残念ながら、どれも極上のレストアと呼ぶには程遠い「厚化粧」のものが目立ったのは残念だったが、それでも常に誰かが貼り付くような人気のほどは、さすがとしか言い様がない。
つい二、三年ほど前には洒落で買ってみようかと思っていたナローの不人気車「タルガ」などは一千万円を軽く超えるねだんがつけられており、思わず「あの時買っておけば…。」などと死んだ子の年を数えるような不毛な妄想を抱いてしまったりした。
また、これまでは庶民の足ともいえる、典型的なフランス車として2CVやサンク、プジョーの懐かしいモデルなどが、結構な数並んでいたのももう昔。前述の911はもちろん、ブガッティやアルファロメオのレアモデルがゾロゾロと並んでいた。

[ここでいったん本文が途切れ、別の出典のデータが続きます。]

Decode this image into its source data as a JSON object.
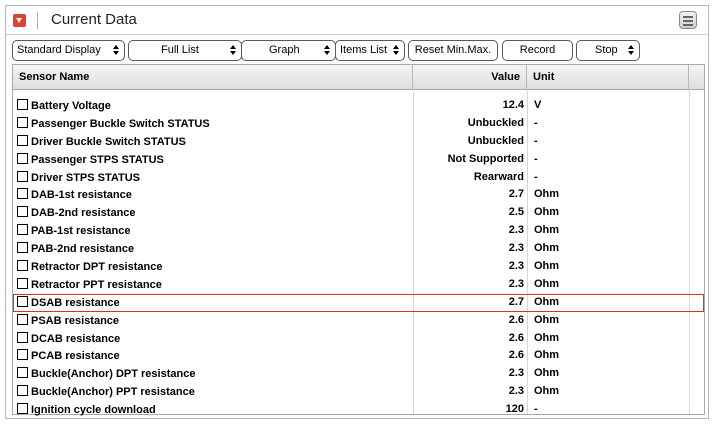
{
  "window": {
    "title": "Current Data"
  },
  "toolbar": {
    "standard_display": "Standard Display",
    "full_list": "Full List",
    "graph": "Graph",
    "items_list": "Items List",
    "reset_min_max": "Reset Min.Max.",
    "record": "Record",
    "stop": "Stop"
  },
  "table": {
    "headers": {
      "sensor_name": "Sensor Name",
      "value": "Value",
      "unit": "Unit"
    },
    "rows": [
      {
        "name": "Battery Voltage",
        "value": "12.4",
        "unit": "V"
      },
      {
        "name": "Passenger Buckle Switch STATUS",
        "value": "Unbuckled",
        "unit": "-"
      },
      {
        "name": "Driver Buckle Switch STATUS",
        "value": "Unbuckled",
        "unit": "-"
      },
      {
        "name": "Passenger STPS STATUS",
        "value": "Not Supported",
        "unit": "-"
      },
      {
        "name": "Driver STPS STATUS",
        "value": "Rearward",
        "unit": "-"
      },
      {
        "name": "DAB-1st resistance",
        "value": "2.7",
        "unit": "Ohm"
      },
      {
        "name": "DAB-2nd resistance",
        "value": "2.5",
        "unit": "Ohm"
      },
      {
        "name": "PAB-1st resistance",
        "value": "2.3",
        "unit": "Ohm"
      },
      {
        "name": "PAB-2nd resistance",
        "value": "2.3",
        "unit": "Ohm"
      },
      {
        "name": "Retractor DPT resistance",
        "value": "2.3",
        "unit": "Ohm"
      },
      {
        "name": "Retractor PPT resistance",
        "value": "2.3",
        "unit": "Ohm"
      },
      {
        "name": "DSAB resistance",
        "value": "2.7",
        "unit": "Ohm"
      },
      {
        "name": "PSAB resistance",
        "value": "2.6",
        "unit": "Ohm"
      },
      {
        "name": "DCAB resistance",
        "value": "2.6",
        "unit": "Ohm"
      },
      {
        "name": "PCAB resistance",
        "value": "2.6",
        "unit": "Ohm"
      },
      {
        "name": "Buckle(Anchor) DPT resistance",
        "value": "2.3",
        "unit": "Ohm"
      },
      {
        "name": "Buckle(Anchor) PPT resistance",
        "value": "2.3",
        "unit": "Ohm"
      },
      {
        "name": "Ignition cycle download",
        "value": "120",
        "unit": "-"
      }
    ]
  },
  "colors": {
    "accent": "#e0442f",
    "selection_outline": "#d9302c"
  },
  "icons": {
    "title": "collapse-arrow-icon",
    "menu": "menu-list-icon"
  }
}
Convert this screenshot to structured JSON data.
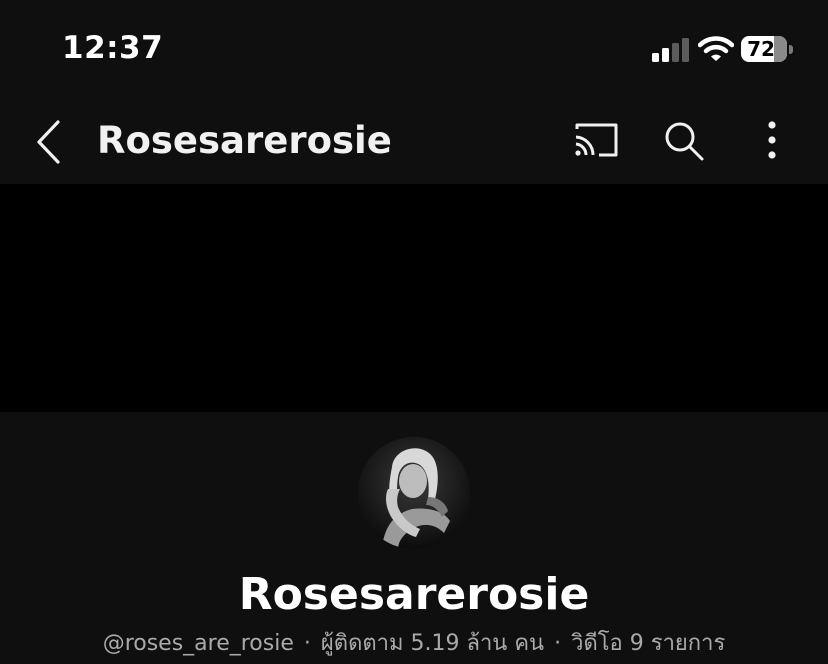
{
  "status_bar": {
    "time": "12:37",
    "battery_level": "72",
    "battery_fraction": 0.72,
    "signal_bars_active": 2,
    "signal_bars_total": 4
  },
  "app_bar": {
    "title": "Rosesarerosie",
    "icons": [
      "back-icon",
      "cast-icon",
      "search-icon",
      "more-vertical-icon"
    ]
  },
  "channel": {
    "name": "Rosesarerosie",
    "handle": "@roses_are_rosie",
    "separator": "·",
    "subscribers": "ผู้ติดตาม 5.19 ล้าน คน",
    "videos": "วิดีโอ 9 รายการ"
  },
  "colors": {
    "background": "#0f0f0f",
    "banner": "#000000",
    "text_primary": "#f1f1f1",
    "text_secondary": "#aaaaaa"
  }
}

それにしても法外とも思える値段が横行する傾向には少々閉口してしまう。
100万が200万でもびっくりなのに、いきなり1000万とかというのは、こうした脈々と続く自動車文化イベントにおいては少々興ざめな現象といえはしないだろうか?
また、欧州では何かと話題になった「バーンファインド」つまり、さるお金持ちの倉庫からごっそり出てきたお宝オークションというのがレトロモビルで行われ、強烈な動員を叩きだした。
ちなみに、今のクラッシックカーの潮流として、プリザベーション・オークションというものが登場している。
これはレストアしてあるものよりも一切手を加えられていない、ホコリやサビすら積もっているような個体こそが本当のオリジナルという、ある意味強力なエビデンスを持った個体に価値を見出す流れも起こりつつある。
ちなみに今回、落札されたものの最高額は元オーナーがアラン・ドロンという Ferrari 250 GT California Spider 1961年モデル。
そのお値段、なんと18億円ほど…。
今から40年前、バスティーユの蚤の市としてスタートしたレトロモビルは、そうした超高額オークションすらおこなう、世界的なイベントにまで成長したわけだが、彼らもかなり富裕層を意識する段階に来ているようだ。
もちろんイベントとして楽しいので、まったく文句はないが、あまりにも自動車が投機対象になってしまうのはちょっと…。
というわけで、次回もパリ番外編、そしてトリノの渋いショーのレポートをしたいと思う。